Thursday, April 18, 2013

Recipe - Chicken Curry with Broccoli

Good afternoon!  Like I said in yesterday's Day 8 recap, the Chicken Curry I made is now my most favorite creation to date!!  The color of a curry may be off-putting to some, but the flavor in this dish is so good!  And the best part is, it's a one pot dish (except for the rice, if you chose to make it), so it's so easy!

A funny story about me and chicken curry.  When I was a kid, my aunt would make it for my Mom and Dad, but it was a grown up version, super spicy.  She would serve it with pineapple chunks, banana slices, celery and tomatoes to cool the mouth.  My brother and I couldn't handle the spice, so we would just eat the rice, fruit and veggies.  When I started cooking I learned that not all curries need to be super spicy, the curry powder only gives it a smokey heat, not a spicy heat, so I started making tandoori chicken and creating my own curry powder, which is a mixture of cumin, corriander, tumeric, cardamom and a pinch of cinnamon- none of which are spicy, and a little cayenne for heat (optional).  (For this particular recipe I used a curry powder that I picked up at the Williamstown Farmers Market, cause it saved me time!)  When I was in Ireland alittle over 2 years ago, my cousins took me to a Chinese Restaurant for a meal, and I ordered the Chicken Curry.  To this day, I still say, "The best Indian food I ever ate was at a Chinese restaurant in Ireland!"  That is, until I made this!  It was so close to the creaminess and flavor that I got in that restaurant.  This was a total score, and I really hope you like it!

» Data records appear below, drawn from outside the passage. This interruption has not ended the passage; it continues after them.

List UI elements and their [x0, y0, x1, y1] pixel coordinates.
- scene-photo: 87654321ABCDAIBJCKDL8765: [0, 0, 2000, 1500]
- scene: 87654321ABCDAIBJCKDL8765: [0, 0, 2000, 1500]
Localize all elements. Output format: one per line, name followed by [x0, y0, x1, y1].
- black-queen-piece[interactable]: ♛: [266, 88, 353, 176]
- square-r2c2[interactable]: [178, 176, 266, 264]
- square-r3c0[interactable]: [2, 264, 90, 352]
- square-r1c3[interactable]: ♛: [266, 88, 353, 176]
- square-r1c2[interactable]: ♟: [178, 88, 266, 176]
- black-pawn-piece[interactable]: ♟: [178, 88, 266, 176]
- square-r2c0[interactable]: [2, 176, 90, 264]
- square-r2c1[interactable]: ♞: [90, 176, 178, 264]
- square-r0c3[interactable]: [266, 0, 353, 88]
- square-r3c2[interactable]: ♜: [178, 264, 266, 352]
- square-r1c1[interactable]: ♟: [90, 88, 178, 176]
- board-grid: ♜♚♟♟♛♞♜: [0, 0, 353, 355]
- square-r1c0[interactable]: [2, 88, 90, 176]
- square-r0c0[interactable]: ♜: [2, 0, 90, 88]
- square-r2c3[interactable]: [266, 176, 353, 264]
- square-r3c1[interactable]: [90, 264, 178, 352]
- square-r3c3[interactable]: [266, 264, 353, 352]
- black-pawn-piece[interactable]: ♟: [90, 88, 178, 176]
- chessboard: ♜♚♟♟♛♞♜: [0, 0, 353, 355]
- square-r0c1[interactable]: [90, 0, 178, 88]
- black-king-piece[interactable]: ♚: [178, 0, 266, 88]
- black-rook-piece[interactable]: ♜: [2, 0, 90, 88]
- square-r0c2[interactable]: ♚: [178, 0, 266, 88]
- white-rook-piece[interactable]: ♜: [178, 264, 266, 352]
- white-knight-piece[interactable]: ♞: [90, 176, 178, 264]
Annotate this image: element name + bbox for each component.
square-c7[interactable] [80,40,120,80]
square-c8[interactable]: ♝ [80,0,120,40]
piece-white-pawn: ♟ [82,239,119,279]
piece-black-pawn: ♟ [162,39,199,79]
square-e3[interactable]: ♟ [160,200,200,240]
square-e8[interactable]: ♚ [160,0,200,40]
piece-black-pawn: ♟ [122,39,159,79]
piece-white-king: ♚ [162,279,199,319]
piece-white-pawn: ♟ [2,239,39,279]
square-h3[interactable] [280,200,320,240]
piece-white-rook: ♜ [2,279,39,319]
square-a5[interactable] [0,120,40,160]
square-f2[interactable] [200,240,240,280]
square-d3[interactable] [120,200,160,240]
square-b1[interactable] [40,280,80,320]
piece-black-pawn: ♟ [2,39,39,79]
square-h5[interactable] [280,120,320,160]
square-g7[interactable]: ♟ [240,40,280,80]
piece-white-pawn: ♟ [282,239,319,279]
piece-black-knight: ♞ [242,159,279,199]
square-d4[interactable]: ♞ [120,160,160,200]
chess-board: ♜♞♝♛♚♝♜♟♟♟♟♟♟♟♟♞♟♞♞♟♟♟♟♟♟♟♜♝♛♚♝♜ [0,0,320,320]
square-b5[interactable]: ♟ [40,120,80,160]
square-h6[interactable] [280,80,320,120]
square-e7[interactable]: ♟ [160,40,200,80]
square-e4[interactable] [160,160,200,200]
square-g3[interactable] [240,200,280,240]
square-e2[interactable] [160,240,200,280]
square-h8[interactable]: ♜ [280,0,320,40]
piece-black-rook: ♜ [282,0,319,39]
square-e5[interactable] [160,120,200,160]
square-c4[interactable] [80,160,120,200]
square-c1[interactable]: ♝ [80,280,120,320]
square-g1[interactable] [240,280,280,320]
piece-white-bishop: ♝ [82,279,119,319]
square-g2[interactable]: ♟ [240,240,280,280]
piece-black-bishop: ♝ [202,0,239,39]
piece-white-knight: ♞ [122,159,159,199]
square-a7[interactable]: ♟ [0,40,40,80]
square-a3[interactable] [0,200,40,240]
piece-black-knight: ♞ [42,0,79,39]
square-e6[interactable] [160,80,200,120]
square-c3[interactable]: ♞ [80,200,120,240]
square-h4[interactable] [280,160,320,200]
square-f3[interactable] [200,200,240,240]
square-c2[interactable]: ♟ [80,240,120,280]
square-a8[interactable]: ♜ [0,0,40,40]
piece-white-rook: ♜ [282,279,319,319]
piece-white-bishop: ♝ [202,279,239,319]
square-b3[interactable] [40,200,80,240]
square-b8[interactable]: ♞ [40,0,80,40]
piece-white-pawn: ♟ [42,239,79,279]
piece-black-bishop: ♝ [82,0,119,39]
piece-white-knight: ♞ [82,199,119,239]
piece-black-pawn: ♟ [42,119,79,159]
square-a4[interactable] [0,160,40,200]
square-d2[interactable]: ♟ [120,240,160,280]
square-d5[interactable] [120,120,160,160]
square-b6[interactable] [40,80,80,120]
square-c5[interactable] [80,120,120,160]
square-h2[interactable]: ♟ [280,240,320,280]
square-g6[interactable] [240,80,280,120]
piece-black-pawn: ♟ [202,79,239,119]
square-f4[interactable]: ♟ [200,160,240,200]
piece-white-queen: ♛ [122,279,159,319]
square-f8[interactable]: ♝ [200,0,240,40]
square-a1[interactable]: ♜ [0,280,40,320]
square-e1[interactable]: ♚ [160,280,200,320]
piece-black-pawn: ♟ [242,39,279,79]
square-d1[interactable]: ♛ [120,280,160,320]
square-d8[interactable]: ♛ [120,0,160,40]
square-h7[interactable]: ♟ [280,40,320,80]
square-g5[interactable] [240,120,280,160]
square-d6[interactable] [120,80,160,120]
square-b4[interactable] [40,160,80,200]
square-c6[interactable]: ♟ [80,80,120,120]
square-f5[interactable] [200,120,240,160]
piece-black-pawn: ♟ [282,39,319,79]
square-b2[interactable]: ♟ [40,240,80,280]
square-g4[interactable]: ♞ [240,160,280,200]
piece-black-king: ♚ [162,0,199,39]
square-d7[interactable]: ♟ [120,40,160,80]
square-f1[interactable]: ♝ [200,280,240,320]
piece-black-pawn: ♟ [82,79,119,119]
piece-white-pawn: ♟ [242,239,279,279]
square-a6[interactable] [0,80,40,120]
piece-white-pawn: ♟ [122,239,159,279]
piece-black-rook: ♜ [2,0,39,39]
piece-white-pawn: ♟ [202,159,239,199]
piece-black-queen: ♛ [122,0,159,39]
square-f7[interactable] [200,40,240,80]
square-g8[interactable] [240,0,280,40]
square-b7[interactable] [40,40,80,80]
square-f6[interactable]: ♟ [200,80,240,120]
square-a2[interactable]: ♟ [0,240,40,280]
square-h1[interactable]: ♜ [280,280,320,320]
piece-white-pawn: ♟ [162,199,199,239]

Ingredients - Serves 3 to 4

-1 Lb Boneless Skinless Chicken Breast - sliced 1/2 inch thick lenght ways, or cut into 1 inch chunks
-4 cups of broccoli (or use any vegetable you like!)
-1 can lite coconut milk
-2/3 cup chicken broth
-1 to 1 1/2 tsbp curry powder
-1 tsp garlic powder
-1 1/2 tbsp of corn starch (I use organic to keep it clean)
In a high sided skillet or large pot, combine all ingredients except the chicken.  Bring to a soft boil.  Add chicken and boil until chicken is cooked through (about 7 minutes).  To thicken the sauce just whisk in 1 to 1/1/2 tbsp of corn starch toward the end of the cook time (about 2 minutes before it's done).

Serve over brown rice, quinoa or whole wheat couscous and pieces of fruit and veggies.